We can boast in our suffering (5:3). It does not say to boast about how sick we are, how much pain we’re in; or even how much we’ve sacrifice for Christ. That is one way to boast in our sufferings that brings us glory. Instead, we have faith that though we suffer, suffering produces endurance, endurance produces character, character produces hope and this hope does not disappoint us because of God’s love. One of the reasons given by the Vatican on why Pope John Paul continues to hold on to life and is suffering with his ailments is that he truly believes that in his suffering, he would glorify God just as Jesus’ suffering did on the Cross. We were never promised a pain-free, sickness-free, annoyance-free life. We were promised abundant life.

And at the end of this passage (5:11), we can boast in God through Jesus Christ. Today we live in a society where we hear so easily about Christ that the meaning of his life has been watered down. Instead of being shy or embarrassed about being a Christian, we should be boasting about our faith in Christ! We can boast and lift up the fact that Jesus came to do something amazing—die for the forgiveness of sins. Now we are reconciled with God. That’s worth boasting about!

Trusting God

On this third Sunday of Lent, these passages can be gentle or perhaps not so gentle—reminding us of who is truly in charge and who deserves recognition. We have become such an individualistic society and have become so self-sufficient that we don’t need anything from anybody. We will make our own miracles. We will boast about our successes and others will boast about us. But when we do that, we ultimately like the Israelites say to God that we can’t trust him.

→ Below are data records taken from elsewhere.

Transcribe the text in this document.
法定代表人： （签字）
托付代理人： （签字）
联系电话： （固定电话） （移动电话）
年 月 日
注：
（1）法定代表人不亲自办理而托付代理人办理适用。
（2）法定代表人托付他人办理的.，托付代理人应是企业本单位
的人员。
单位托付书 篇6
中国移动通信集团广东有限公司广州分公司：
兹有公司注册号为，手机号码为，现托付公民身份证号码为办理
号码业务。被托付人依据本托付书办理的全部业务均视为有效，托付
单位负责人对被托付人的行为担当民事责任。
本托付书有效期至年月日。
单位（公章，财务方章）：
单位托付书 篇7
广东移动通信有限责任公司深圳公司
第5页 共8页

The challenge for us is to place our lives in God’s hands. Like the Israelites experienced first-hand acts of God’s salvation, we too have seen the crucified Christ resurrected on Easter day and people just like us witnessed to his wounds and resurrection. We have a whole Bible filled with eyewitness accounts that God can be trusted.

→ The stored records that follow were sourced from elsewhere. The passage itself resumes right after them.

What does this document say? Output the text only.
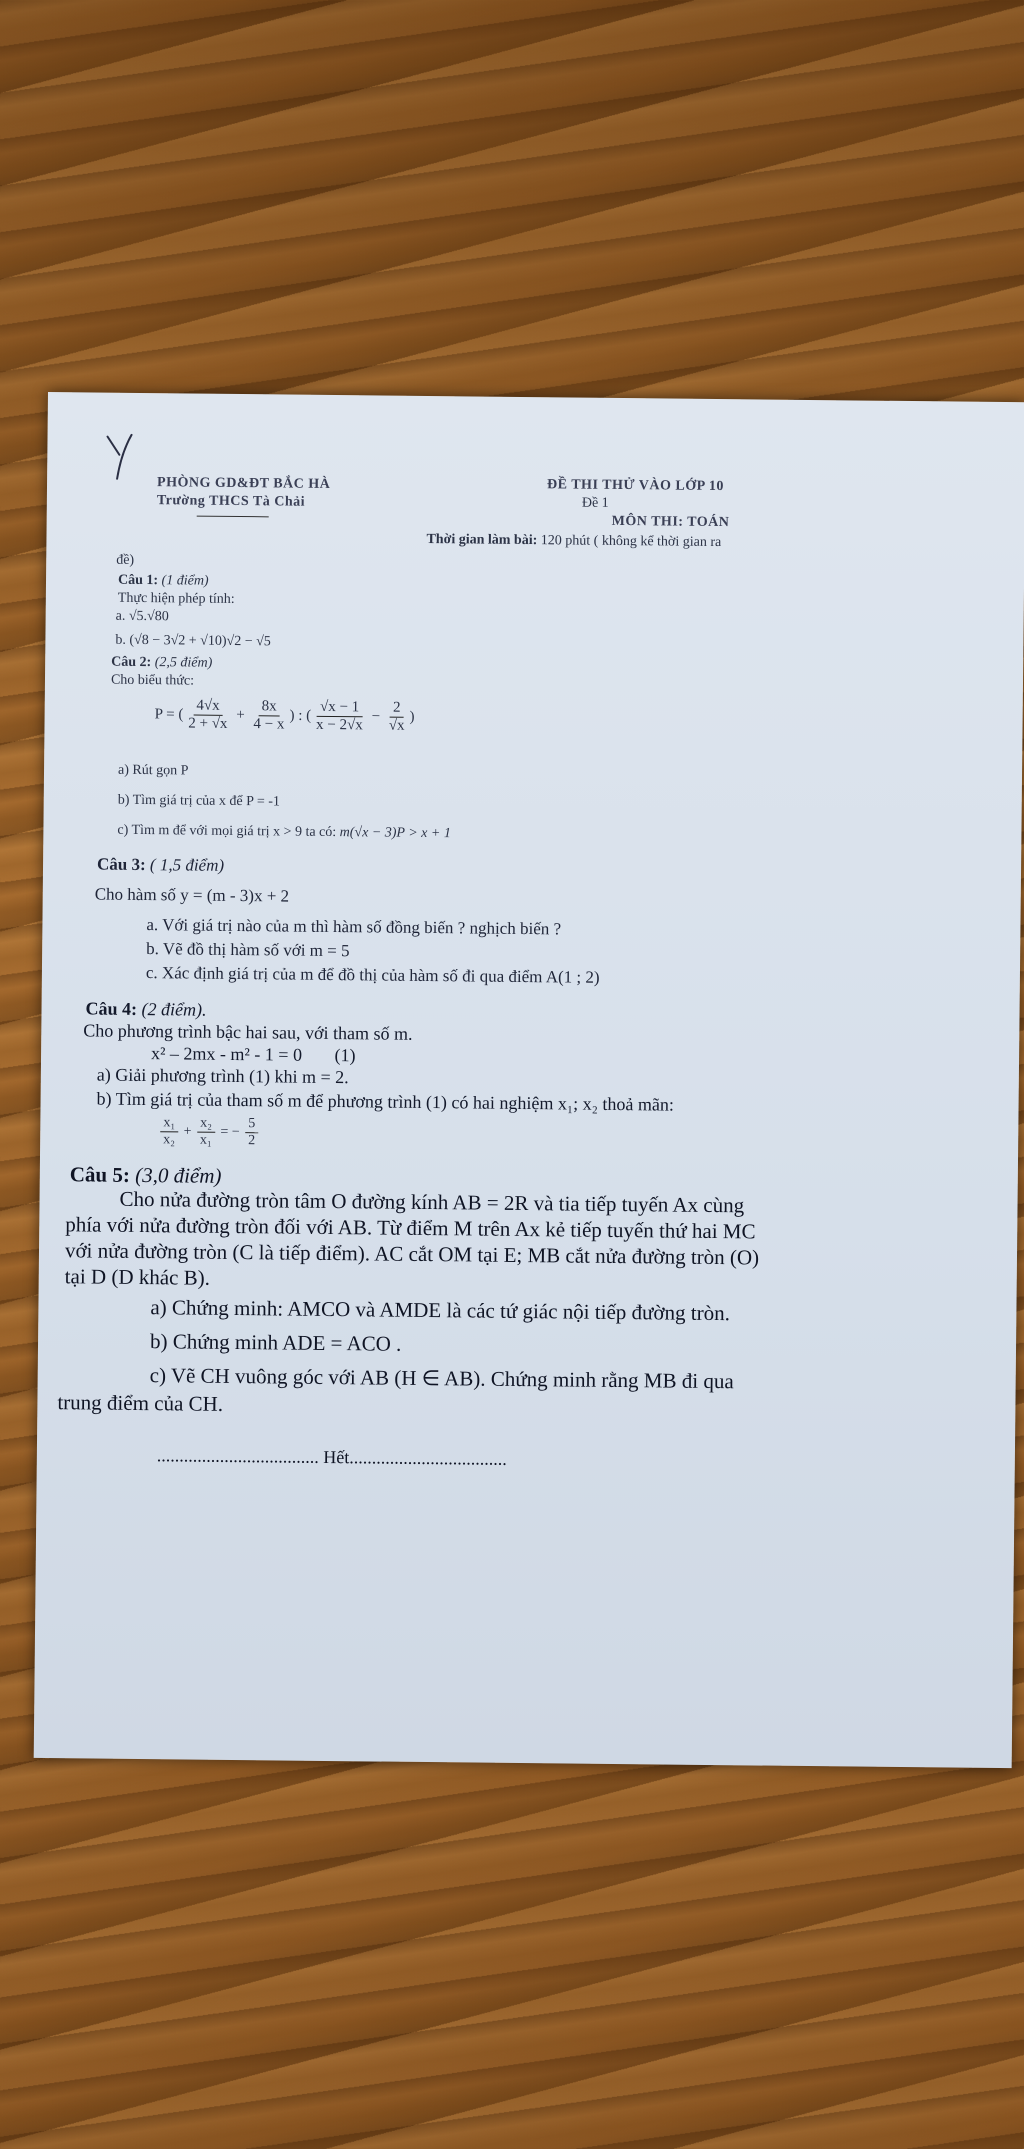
PHÒNG GD&ĐT BẮC HÀ
Trường THCS Tà Chải
ĐỀ THI THỬ VÀO LỚP 10
Đề 1
MÔN THI: TOÁN
Thời gian làm bài: 120 phút ( không kể thời gian ra
đề)
Câu 1: (1 điểm)
Thực hiện phép tính:
a. √5.√80
b. (√8 − 3√2 + √10)√2 − √5
Câu 2: (2,5 điểm)
Cho biểu thức:
P = ( $\frac{4√x}{2 + √x} + \frac{8x}{4 - x}$ ) : ( $\frac{√x - 1}{x - 2√x} - \frac{2}{√x}$ )
a) Rút gọn P
b) Tìm giá trị của x để P = -1
c) Tìm m để với mọi giá trị x > 9 ta có: m(√x − 3)P > x + 1
Câu 3: ( 1,5 điểm)
Cho hàm số y = (m - 3)x + 2
a. Với giá trị nào của m thì hàm số đồng biến ? nghịch biến ?
b. Vẽ đồ thị hàm số với m = 5
c. Xác định giá trị của m để đồ thị của hàm số đi qua điểm A(1 ; 2)
Câu 4: (2 điểm).
Cho phương trình bậc hai sau, với tham số m.
x² – 2mx - m² - 1 = 0 (1)
a) Giải phương trình (1) khi m = 2.
b) Tìm giá trị của tham số m để phương trình (1) có hai nghiệm x₁; x₂ thoả mãn:
$\frac{\text{x₁}}{\text{x₂}} + \frac{\text{x₂}}{\text{x₁}}$ = − $\frac{5}{2}$
Câu 5: (3,0 điểm)
Cho nửa đường tròn tâm O đường kính AB = 2R và tia tiếp tuyến Ax cùng
phía với nửa đường tròn đối với AB. Từ điểm M trên Ax kẻ tiếp tuyến thứ hai MC
với nửa đường tròn (C là tiếp điểm). AC cắt OM tại E; MB cắt nửa đường tròn (O)
tại D (D khác B).
a) Chứng minh: AMCO và AMDE là các tứ giác nội tiếp đường tròn.
b) Chứng minh ADE = ACO .
c) Vẽ CH vuông góc với AB (H ∈ AB). Chứng minh rằng MB đi qua
trung điểm của CH.
.................................... Hết...................................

If we are willing to trust our health to the doctor in surgery, we can begin to learn how to trust in God who is the Great Physician.

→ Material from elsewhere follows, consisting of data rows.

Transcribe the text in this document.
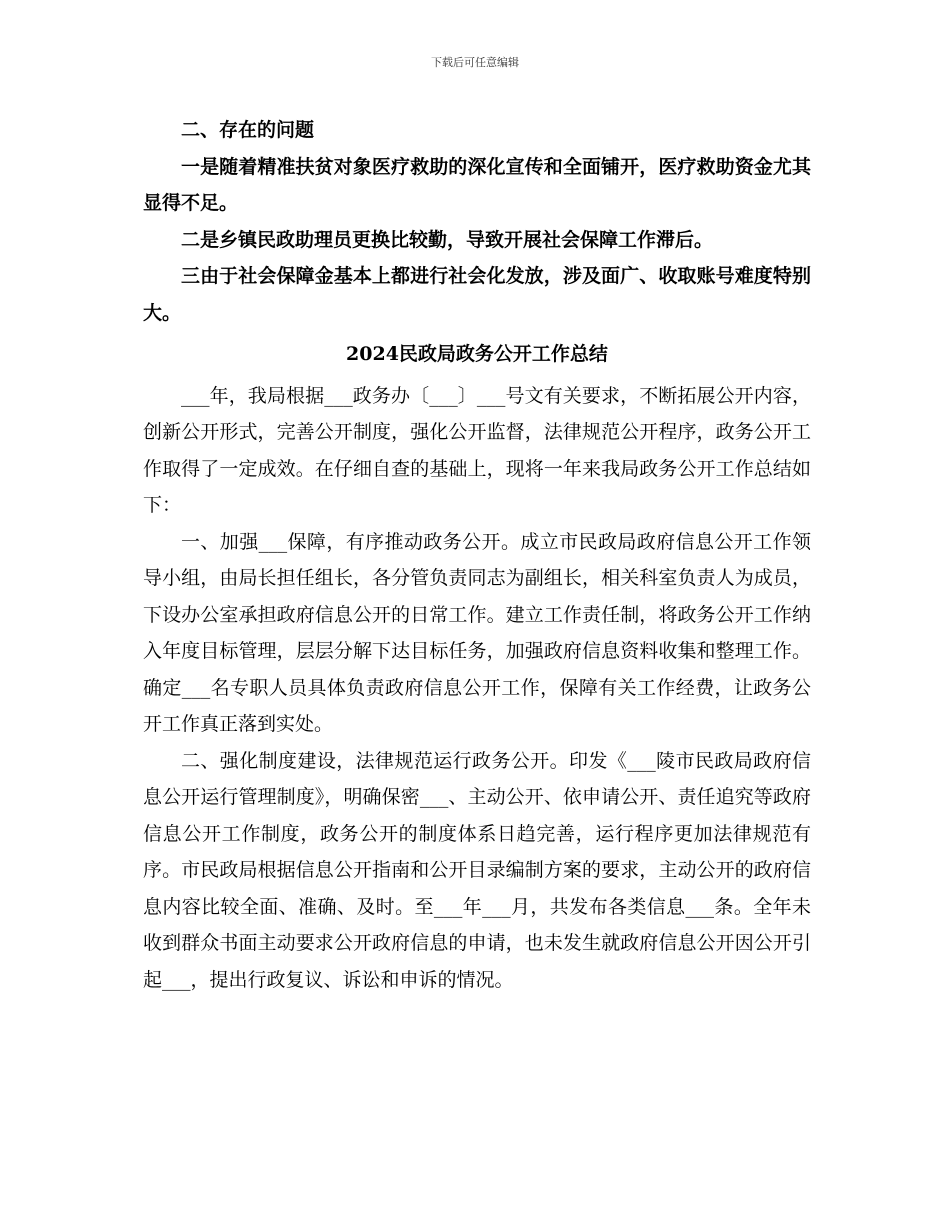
下载后可任意编辑

二、存在的问题

一是随着精准扶贫对象医疗救助的深化宣传和全面铺开，医疗救助资金尤其显得不足。

二是乡镇民政助理员更换比较勤，导致开展社会保障工作滞后。

三由于社会保障金基本上都进行社会化发放，涉及面广、收取账号难度特别大。

2024民政局政务公开工作总结

___年，我局根据___政务办〔___〕___号文有关要求，不断拓展公开内容，创新公开形式，完善公开制度，强化公开监督，法律规范公开程序，政务公开工作取得了一定成效。在仔细自查的基础上，现将一年来我局政务公开工作总结如下：

一、加强___保障，有序推动政务公开。成立市民政局政府信息公开工作领导小组，由局长担任组长，各分管负责同志为副组长，相关科室负责人为成员，下设办公室承担政府信息公开的日常工作。建立工作责任制，将政务公开工作纳入年度目标管理，层层分解下达目标任务，加强政府信息资料收集和整理工作。确定___名专职人员具体负责政府信息公开工作，保障有关工作经费，让政务公开工作真正落到实处。

二、强化制度建设，法律规范运行政务公开。印发《___陵市民政局政府信息公开运行管理制度》，明确保密___、主动公开、依申请公开、责任追究等政府信息公开工作制度，政务公开的制度体系日趋完善，运行程序更加法律规范有序。市民政局根据信息公开指南和公开目录编制方案的要求，主动公开的政府信息内容比较全面、准确、及时。至___年___月，共发布各类信息___条。全年未收到群众书面主动要求公开政府信息的申请，也未发生就政府信息公开因公开引起___，提出行政复议、诉讼和申诉的情况。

Trusting God with our lives can be seen in the example of a tree. Every growth upward and outward necessitates a deepening and widening of the roots. Some trees have roots that extend downward to stabilize the tree at the center and to reach the deepest source of water. The root system spreads outward to provide balance and to draw nourishment from the soil. Since the work of setting the roots takes time and energy, trees often grow slowly. But this slowly developed root system is what secures their endurance as sturdy, hardy trees. In our spiritual lives, the root system is trust.

Throughout the Bible and in the promise God made in Christ Jesus, we have witnessed God’s trustworthiness. Our own sufferings have not discouraged us but only produced the endurance to persevere. Our endurance has nurtured a strong character that witnesses to God’s steadfast love. And when we realized as a community over a long period of time—perhaps forty years or 125 years—that God is still with us, there is undeniable hope that God will not disappoint us.

Let us put our fragile lives in God’s hands to live.

Let us pray.

Dear gracious God, once more we come before you to acknowledge that we are in your hands, hands that became flesh and reached out to welcome the outcast and the overlooked. Hands that were pierced with the nails of rejection, and yet which even upon the cross were still symbolically extended in good will even to enemies. Mold us each day into a greater likeness of your Son, that we might continue his ministry of grace and love. In the name of Christ we pray. Amen.